Rayon and viscose are still significantly better options than fully synthetic fabrics, and there are responsible mills and sustainable innovations in production methods.

Luckily, there have been production method innovations that are much more efficient at recovering and reusing chemical solvents, sometimes up to 90% or more. There are also responsible mills and certified viscose providers who ensure sustainably harvested wood pulp. Which brings us to a different MMCF we are very excited about.
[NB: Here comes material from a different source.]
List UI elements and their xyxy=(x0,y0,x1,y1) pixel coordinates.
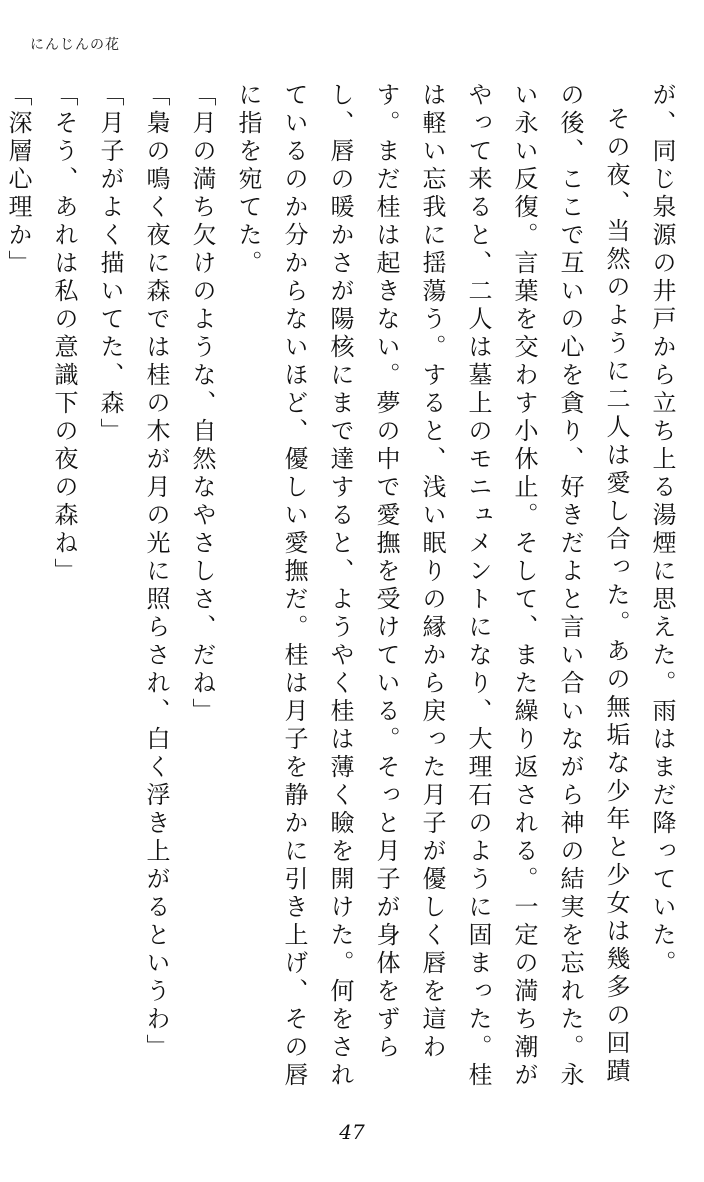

Lyocell, another way to create rayon, can be made from a variety of materials including wood, cotton scraps and other cellulose sources.  It is a soft but strong fabric, and commonly used in dresses, blouses, jeans and shirts. One thing that really separates it from the viscose process is that the solvents used in lyocell creation are organic compounds that are nontoxic and easily regenerated.  This means that you don't have to worry about harmful chemical releases into the environment or harming factory workers.  Through innovation, the solvent reaction portion of the lyocell production process has even evolved into a closed-loop circular process, with one leading manufacturer able to retain and reuse around 99.5% of process solvents (more about that in a minute). 

For full transparency, it must be stated that there still exits the same issues with deforestation as viscose, and the lyocell production process is still very energy intensive. And, lyocell products tends to crease easily, so it will not be a golden ticket for everything.  Nonetheless, the innovation here is exciting and here at Paneros we intend to keep up with sustainable technology like this as much as we can.

Tencel is made from sustainably harvested trees, including third party certifications for responsibility.

Among MMCF providers, the Lenzing Group is a company that focuses on sustainability across all of their products, including lyocell and other rayons. They have patented a specific lyocell fiber and process called Tencel. Tencel is made from sustainably harvested trees, including some that offer third party certifications for responsibility. Plus, through their patented process, the solvents used in production are natural compounds with low toxicity, and these compounds are further recycled into a close loop process which means over 99% of chemicals are re-used. That is a big deal!  All of this, and Tencel has a more cotton-like feel than other MMCFs. For this reason, we are very excited about the future opportunities to work with sustainable fabrics like Tencel, and optimistic about the future.